24 April 2009

1850 Potential Tourney List

After a bit of brain storming and looking over what I have, I came up with the following list. I present it to you now for consideration.

Space Marine Chapter Master -- 170 pts.
--Artificer Armor
--Relic Blade

Space Marine Chaplain -- 125 pts.
--Jump Pack
--Digital Weapons

Dreadnought -- 125 pts.
--Assault Cannon
--Heavy Flamer

1x5 Terminators --230
--Assault Cannon

1x10 Man Tactical Squad--205 points

1x10 Man Tactical Squad--255 points
--Plasma gun
--Missile launcher
--Razorback (TL Lascannon)

Fast Attack
1x10 Man Assault Squad -- 215
--Combat Shield
--Melta Bombs

Heavy Support
Whirlwind -- 85 points

Land Raider --250 points

Predator -- 190 points
--Lascannon Sponsons
--Sgt. Chronus

TOTAL: 1850

The way I see it working out is I'll have the Chapter Master joined to the Terminators inside the LR to go forth and kill what they can. The MM Tac Squad in the Rhino will go hunting, while the Razorback Tac Squad will set up as a kind of forward fire base. The Whirlwind will be set up to start smashing hordes, with the Predator tooled up for support, hopefully from behind cover. The Dreadnought will mainly be used as a hunter/distraction. The Assault marines, finally, will be paired with the Chaplain and used for interdiction. I plan to keep them behind cover/out of line of sight until they're in a good position to ruin somebody's day.

Feel free to let me know what you think!

23 April 2009

Layout Changes and Table Construction

Well, normally I refuse to do these sort of posts on principle, because they do little to actually further the content of my blog, but I made some layout changes. I felt like the widgets got far too distracting on the left side when trying to read a post, so now they're over there ----->.

In order to satisfy my own standards, let it be known that a friend and I have started working on making 2' x 4' table top sections for our games. We used the basic plans from miniwargaming.com, found in their "How to" articles section. Hopefully the tabletops will be done shortly after finals are over. They aren't the prettiest or the most professionally done, but we're not professionals, and it gives us some excuse to play wi...ehrm...get more experience with power tools.
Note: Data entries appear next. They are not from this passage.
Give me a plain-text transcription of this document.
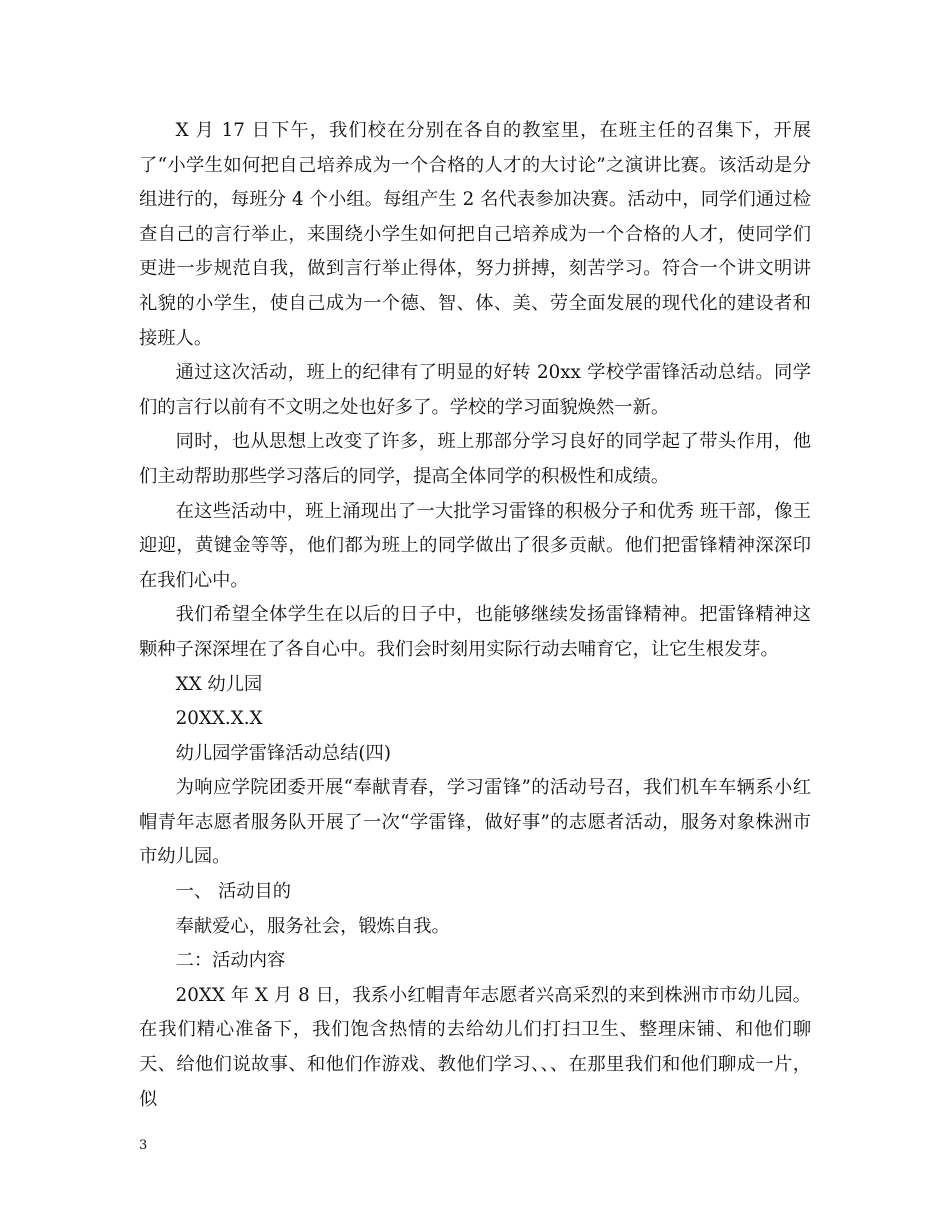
X 月 17 日下午，我们校在分别在各自的教室里，在班主任的召集下，开展了“小学生如何把自己培养成为一个合格的人才的大讨论”之演讲比赛。该活动是分组进行的，每班分 4 个小组。每组产生 2 名代表参加决赛。活动中，同学们通过检查自己的言行举止，来围绕小学生如何把自己培养成为一个合格的人才，使同学们更进一步规范自我，做到言行举止得体，努力拼搏，刻苦学习。符合一个讲文明讲礼貌的小学生，使自己成为一个德、智、体、美、劳全面发展的现代化的建设者和接班人。

通过这次活动，班上的纪律有了明显的好转 20xx 学校学雷锋活动总结。同学们的言行以前有不文明之处也好多了。学校的学习面貌焕然一新。

同时，也从思想上改变了许多，班上那部分学习良好的同学起了带头作用，他们主动帮助那些学习落后的同学，提高全体同学的积极性和成绩。

在这些活动中，班上涌现出了一大批学习雷锋的积极分子和优秀 班干部，像王迎迎，黄键金等等，他们都为班上的同学做出了很多贡献。他们把雷锋精神深深印在我们心中。

我们希望全体学生在以后的日子中，也能够继续发扬雷锋精神。把雷锋精神这颗种子深深埋在了各自心中。我们会时刻用实际行动去哺育它，让它生根发芽。

XX 幼儿园

20XX.X.X

幼儿园学雷锋活动总结(四)

为响应学院团委开展“奉献青春，学习雷锋”的活动号召，我们机车车辆系小红帽青年志愿者服务队开展了一次“学雷锋，做好事”的志愿者活动，服务对象株洲市市幼儿园。

一、 活动目的

奉献爱心，服务社会，锻炼自我。

二：活动内容

20XX 年 X 月 8 日，我系小红帽青年志愿者兴高采烈的来到株洲市市幼儿园。在我们精心准备下，我们饱含热情的去给幼儿们打扫卫生、整理床铺、和他们聊天、给他们说故事、和他们作游戏、教他们学习、、、在那里我们和他们聊成一片，似

3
Last, but by no means least, I am getting ready for a tournament. 1850. A list will be posted shortly for criticism/suggestions.

Thank you, and good night!

20 April 2009

Door Hinging: how to

I realize that I am making this post in an era of magnetization, in which models are almost always magnetized to maximize the number of options available to them. And this is an excellent idea! However, I have yet to see a tutorial using magnetization (please point one out to me if you have seen it!) in order to make Land Raider and Rhino/Razorback doors articulate on their hinges. With a great deal of ignorance, I tried a few things out, and surprisingly, they seem to have worked. Here is my method of hinging transport doors, for your consideration.

Materials needed:
Pin vice
Wire clippers
Model (duh)

Step 1
: First, you have to decide that you really want to do this to your doors. Once this is done, there is no going back in terms of being able to magnetize options effectively. Once that decision has been made, get your model ready!

Step 2
: Drill holes into the sides of the hatch jam with your pin vice. An example is below. However, I would suggest drilling one of those holes at a straight on 90 degree angle for ease of installation later. I put in two 45 degree angle holes to help hold the staples in, and while it worked fine for the first, the second staple was a real bugger to get in. Again, your call, but save yourself some of the hassle.

Step 3: Drill holes into the door hinges.

Step 4: Get a single staple, and carefully cut it in half with your wire clippers. The best method for doing this and still being able to find the pieces, I found, is to hold the staple with two fingers of your non-cutting hand on your work-mat, and clipping with the other hand.

Step 5: Put half of the staple into one of the door hinges, and the second in the other. Hold them both in, and clip them in the center area to get them down to size.

Step 6: Finagle your door/staple monstrosity into the holes you drilled into the frame. The fit should be pretty snug.

Step 7: On the other side of the frame, either bend the staples towards the center of the frame, or swivel them down next to the frame and trim off the excess (the latter is a lot easier.)

Step 8: Get a nice, big glob of green stuff, divide it in half, and smear each half over the exposed staple. (Example below. It's hard [maybe impossible] to see, but there is still part of an exposed staple on the left!)

Step 9: Admire the majesty of your now articulated doors! Since the fit is so tight, the staples will be held in place by a combination of pressure inside the jam and green stuff smeared on the inside of the frame.

And that's that! I hope it's inspired you to not skimp on making those doors articulate now, because it's really not that big of a deal. One word of caution, though: NEVER try to shove anything through a small hole with your pin vice. The bits WILL snap, leaving you up a creek without a paddle.

As always, questions and comments are welcome, and if you've magnetized hinges, by all means, show me! I would love to see your work!